Caster is the angle of each wheel. Camber is how much the tire leans in or out perpendicular to the ground.

Caster is the angle between the vertical steering axis and the wheel's contact patch on the ground or Caster is the degree of inward or outward curvature of a wheel. It is the angle between the vertical plane and the tire's tread.

Caster is the most common type of wheel and it is usually a metal disc that can be moved in any direction to control steering.

Caster doesn't have as big an effect on tire wear, but it does play a role in how well a car handles.

Caster is a term used to describe two different things depending on which context it's used in. In motorcycle and car terminology, caster is a parameter that affects steering geometry and describes how much a wheel leans in towards or away from the vehicle's centerline when steered.

# What is Camber?

Camber defines how your tires lean, while caster affects the distance that the wheels turn when you steer.

Camber is an aerodynamic term that describes how much up-and-down (or front-to-back) tilt a car has on its wheels. Camber affects how well a car handles, especially in corners.

Camber is the angle between a vertical plane through a wheel's tire and the ground.

Camber is the inward or outward tilt of a wheel's vertical axis as it rotates around its axle.

A camber wheel is one where the height of the outer edge (also known as toe) changes as you move towards or away from the centerline of the vehicle.
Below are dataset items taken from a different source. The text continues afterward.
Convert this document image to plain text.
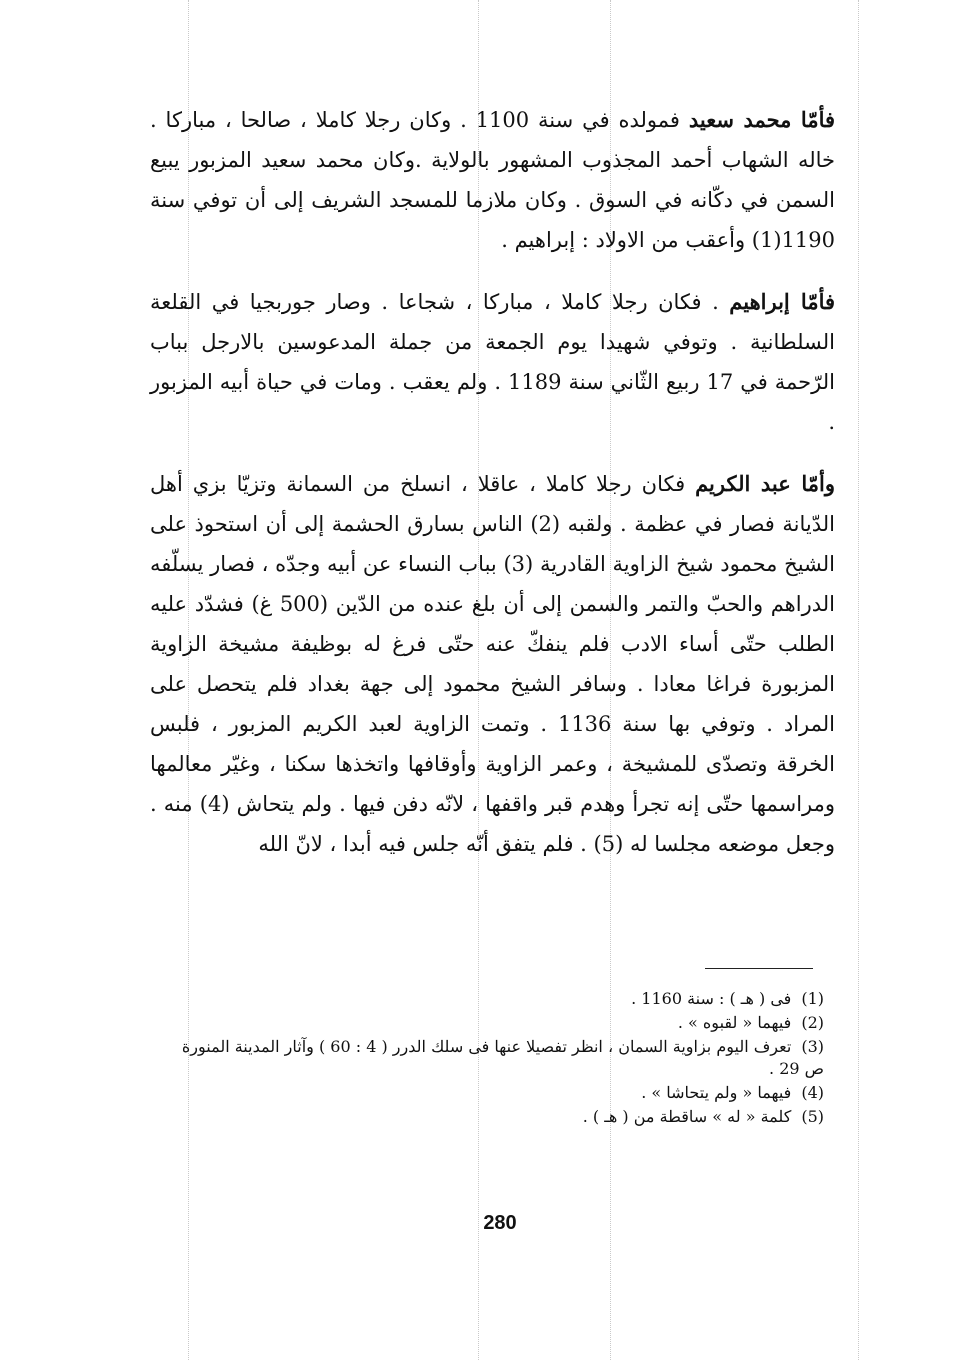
فأمّا محمد سعيد فمولده في سنة 1100 . وكان رجلا كاملا ، صالحا ، مباركا . خاله الشهاب أحمد المجذوب المشهور بالولاية .وكان محمد سعيد المزبور يبيع السمن في دكّانه في السوق . وكان ملازما للمسجد الشريف إلى أن توفي سنة 1190(1) وأعقب من الاولاد : إبراهيم .

فأمّا إبراهيم . فكان رجلا كاملا ، مباركا ، شجاعا . وصار جوربجيا في القلعة السلطانية . وتوفي شهيدا يوم الجمعة من جملة المدعوسين بالارجل بباب الرّحمة في 17 ربيع الثّاني سنة 1189 . ولم يعقب . ومات في حياة أبيه المزبور .

وأمّا عبد الكريم فكان رجلا كاملا ، عاقلا ، انسلخ من السمانة وتزيّا بزي أهل الدّيانة فصار في عظمة . ولقبه (2) الناس بسارق الحشمة إلى أن استحوذ على الشيخ محمود شيخ الزاوية القادرية (3) بباب النساء عن أبيه وجدّه ، فصار يسلّفه الدراهم والحبّ والتمر والسمن إلى أن بلغ عنده من الدّين (500 غ) فشدّد عليه الطلب حتّى أساء الادب فلم ينفكّ عنه حتّى فرغ له بوظيفة مشيخة الزاوية المزبورة فراغا معادا . وسافر الشيخ محمود إلى جهة بغداد فلم يتحصل على المراد . وتوفي بها سنة 1136 . وتمت الزاوية لعبد الكريم المزبور ، فلبس الخرقة وتصدّى للمشيخة ، وعمر الزاوية وأوقافها واتخذها سكنا ، وغيّر معالمها ومراسمها حتّى إنه تجرأ وهدم قبر واقفها ، لانّه دفن فيها . ولم يتحاش (4) منه . وجعل موضعه مجلسا له (5) . فلم يتفق أنّه جلس فيه أبدا ، لانّ الله

(1)فى ( هـ ) : سنة 1160 .
(2)فيهما « لقبوه » .
(3)تعرف اليوم بزاوية السمان ، انظر تفصيلا عنها فى سلك الدرر ( 4 : 60 ) وآثار المدينة المنورة ص 29 .
(4)فيهما « ولم يتحاشا » .
(5)كلمة « له » ساقطة من ( هـ ) .
280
Camber has a bigger effect on tire wear because it determines how much weight is placed on each tire. Too much camber (when one side of the tire is higher than the other) can cause uneven tire wear, while too little camber (when both sides of the tire are equally high) can lead to poor handling and reduced grip.
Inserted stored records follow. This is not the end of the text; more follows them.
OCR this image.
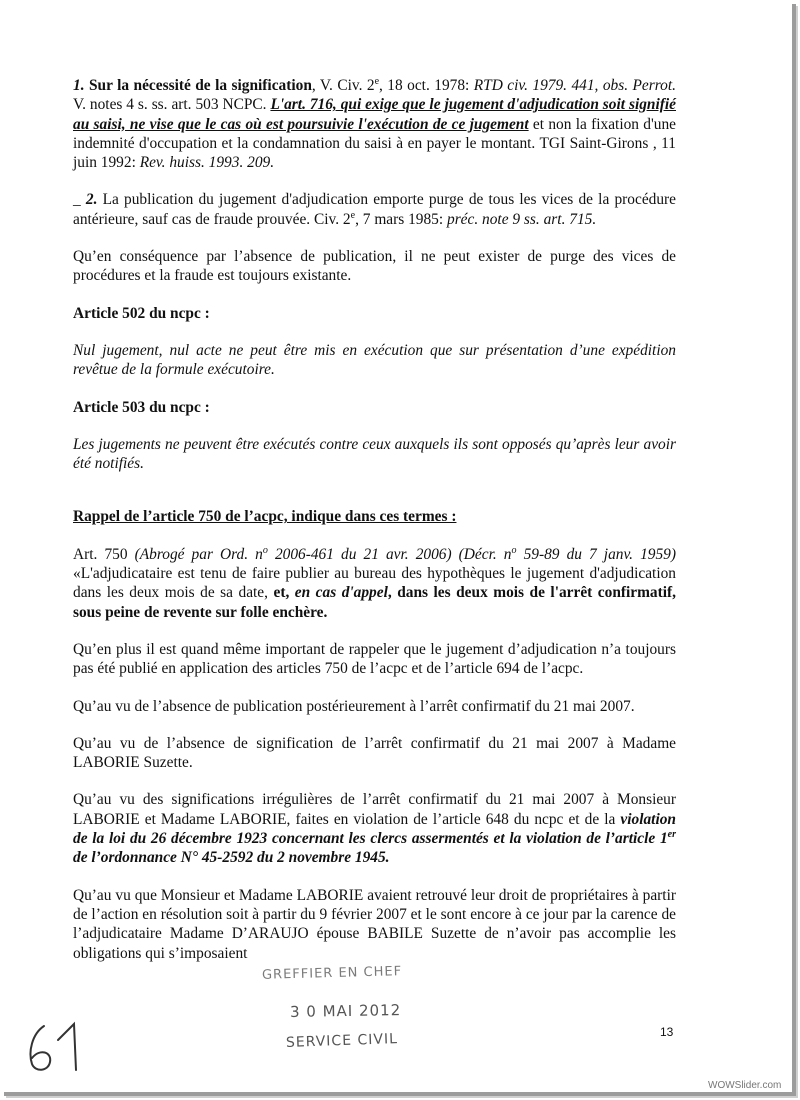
1. Sur la nécessité de la signification, V. Civ. 2e, 18 oct. 1978: RTD civ. 1979. 441, obs. Perrot. V. notes 4 s. ss. art. 503 NCPC. L'art. 716, qui exige que le jugement d'adjudication soit signifié au saisi, ne vise que le cas où est poursuivie l'exécution de ce jugement et non la fixation d'une indemnité d'occupation et la condamnation du saisi à en payer le montant. TGI Saint-Girons , 11 juin 1992: Rev. huiss. 1993. 209.

_ 2. La publication du jugement d'adjudication emporte purge de tous les vices de la procédure antérieure, sauf cas de fraude prouvée. Civ. 2e, 7 mars 1985: préc. note 9 ss. art. 715.

Qu’en conséquence par l’absence de publication, il ne peut exister de purge des vices de procédures et la fraude est toujours existante.

Article 502 du ncpc :

Nul jugement, nul acte ne peut être mis en exécution que sur présentation d’une expédition revêtue de la formule exécutoire.

Article 503 du ncpc :

Les jugements ne peuvent être exécutés contre ceux auxquels ils sont opposés qu’après leur avoir été notifiés.

Rappel de l’article 750 de l’acpc, indique dans ces termes :

Art. 750 (Abrogé par Ord. $n^o$ 2006-461 du 21 avr. 2006) (Décr. $n^o$ 59-89 du 7 janv. 1959) «L'adjudicataire est tenu de faire publier au bureau des hypothèques le jugement d'adjudication dans les deux mois de sa date, et, en cas d'appel, dans les deux mois de l'arrêt confirmatif, sous peine de revente sur folle enchère.

Qu’en plus il est quand même important de rappeler que le jugement d’adjudication n’a toujours pas été publié en application des articles 750 de l’acpc et de l’article 694 de l’acpc.

Qu’au vu de l’absence de publication postérieurement à l’arrêt confirmatif du 21 mai 2007.

Qu’au vu de l’absence de signification de l’arrêt confirmatif du 21 mai 2007 à Madame LABORIE Suzette.

Qu’au vu des significations irrégulières de l’arrêt confirmatif du 21 mai 2007 à Monsieur LABORIE et Madame LABORIE, faites en violation de l’article 648 du ncpc et de la violation de la loi du 26 décembre 1923 concernant les clercs assermentés et la violation de l’article 1er de l’ordonnance N° 45-2592 du 2 novembre 1945.

Qu’au vu que Monsieur et Madame LABORIE avaient retrouvé leur droit de propriétaires à partir de l’action en résolution soit à partir du 9 février 2007 et le sont encore à ce jour par la carence de l’adjudicataire Madame D’ARAUJO épouse BABILE Suzette de n’avoir pas accomplie les obligations qui s’imposaient

GREFFIER EN CHEF
3 0 MAI 2012
SERVICE CIVIL	13
WOWSlider.com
Camber is the inward or outward tilt of the wheels, measured in degrees, from the vertical. Positive camber means the top of the wheel is tilted outwards from the car (away from the center of the car), while negative camber means that it's tilted inwards.

# Different between Caster and Camber?

Caster is the angle formed between the vertical steering axis of a wheel and its projection onto the ground. Camber is the angle formed between the wheel's vertical axis and the plane perpendicular to it.
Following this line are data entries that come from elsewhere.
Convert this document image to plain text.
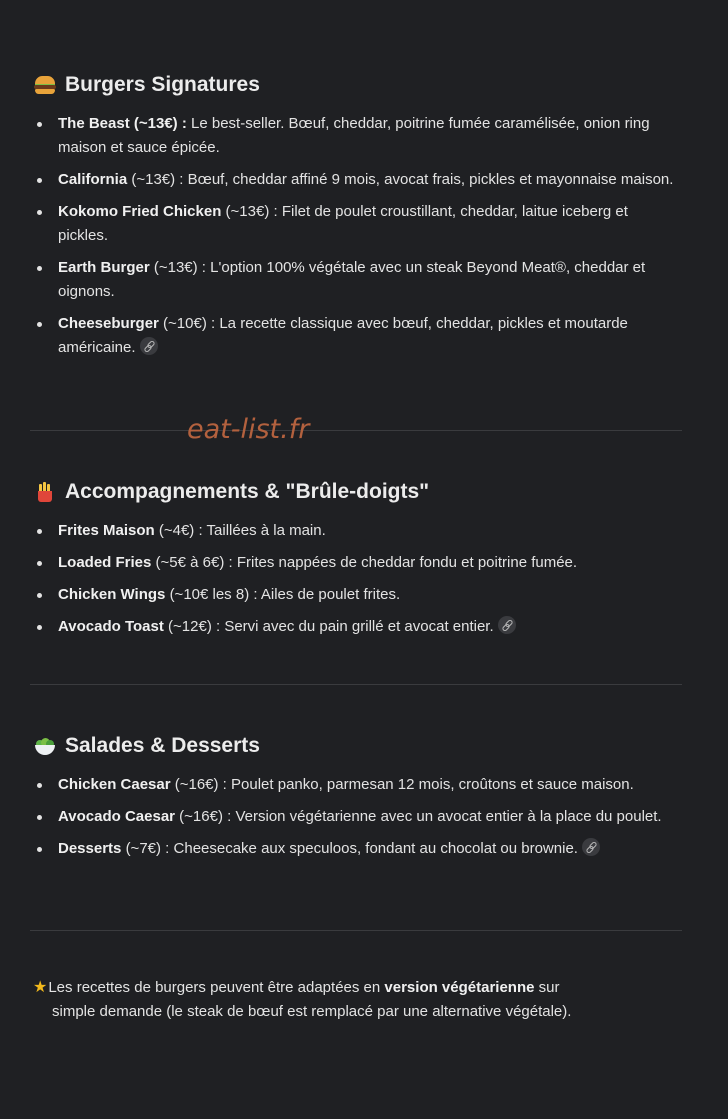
Burgers Signatures
The Beast (~13€) : Le best-seller. Bœuf, cheddar, poitrine fumée caramélisée, onion ring maison et sauce épicée.
California (~13€) : Bœuf, cheddar affiné 9 mois, avocat frais, pickles et mayonnaise maison.
Kokomo Fried Chicken (~13€) : Filet de poulet croustillant, cheddar, laitue iceberg et pickles.
Earth Burger (~13€) : L'option 100% végétale avec un steak Beyond Meat®, cheddar et oignons.
Cheeseburger (~10€) : La recette classique avec bœuf, cheddar, pickles et moutarde américaine.
eat-list.fr
Accompagnements & "Brûle-doigts"
Frites Maison (~4€) : Taillées à la main.
Loaded Fries (~5€ à 6€) : Frites nappées de cheddar fondu et poitrine fumée.
Chicken Wings (~10€ les 8) : Ailes de poulet frites.
Avocado Toast (~12€) : Servi avec du pain grillé et avocat entier.
Salades & Desserts
Chicken Caesar (~16€) : Poulet panko, parmesan 12 mois, croûtons et sauce maison.
Avocado Caesar (~16€) : Version végétarienne avec un avocat entier à la place du poulet.
Desserts (~7€) : Cheesecake aux speculoos, fondant au chocolat ou brownie.
★Les recettes de burgers peuvent être adaptées en version végétarienne sur
simple demande (le steak de bœuf est remplacé par une alternative végétale).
Caster is responsible for how self-centering a wheel becomes as it moves forward. Camber does not have this effect.

Camber affects tire wear, while caster does not.

Camber is more important than caster when it comes to car handling and tire wear. In some cases (especially when using low-profile tires), the caster can become more important.

Camber affects how a wheel handles bumps and how it drains water away from the tire contact patch. Too much camber can cause a car to be unstable, especially when cornering because one side of the tire will be doing most of the work. Camber can also wear tires unevenly, cause them to heat up more in one spot, and make them more likely to hydroplane on wet roads.

Caster affects how easily a wheel turns and how stable it is.

Caster is the angle between the vertical and horizontal axes of a vehicle's steering knuckles. A caster angle of zero degrees is called neutral, and it corresponds to straight tracking with no toe-in or toe-out. A car with zero caster would be perfectly flat, while a car with a positive caster would have a slight upward curvature.

Camber refers to how far one side of a wheel leans inward or outward from its vertical axis in relation to the other side. When viewed from above, camber describes how much higher on one side than the other a wheel's outer edge sits relative to its inner edge when measured at its center. Camber angles are typically expressed as positive numbers that indicate how much each side leans inwards (positive camber) or outwards (negative camber).

Caster is a wheel that has no fixed axis, meaning it can rotate freely on the axle. A camber is when the top of the tire leans in towards the direction of travel, with respect to the ground plane.

Caster is the amount of inward or outward tilt in a tire's tread.

Camber is the angle between two planes, one vertical and one horizontal, that intersect at the center of a tire.

Caster is the angle that allows a wheel to be placed at a certain height from the ground.

Camber is the angle of curvature in which the bottom of a wheel leans inward towards the center of the vehicle, causing it to ride higher on either side.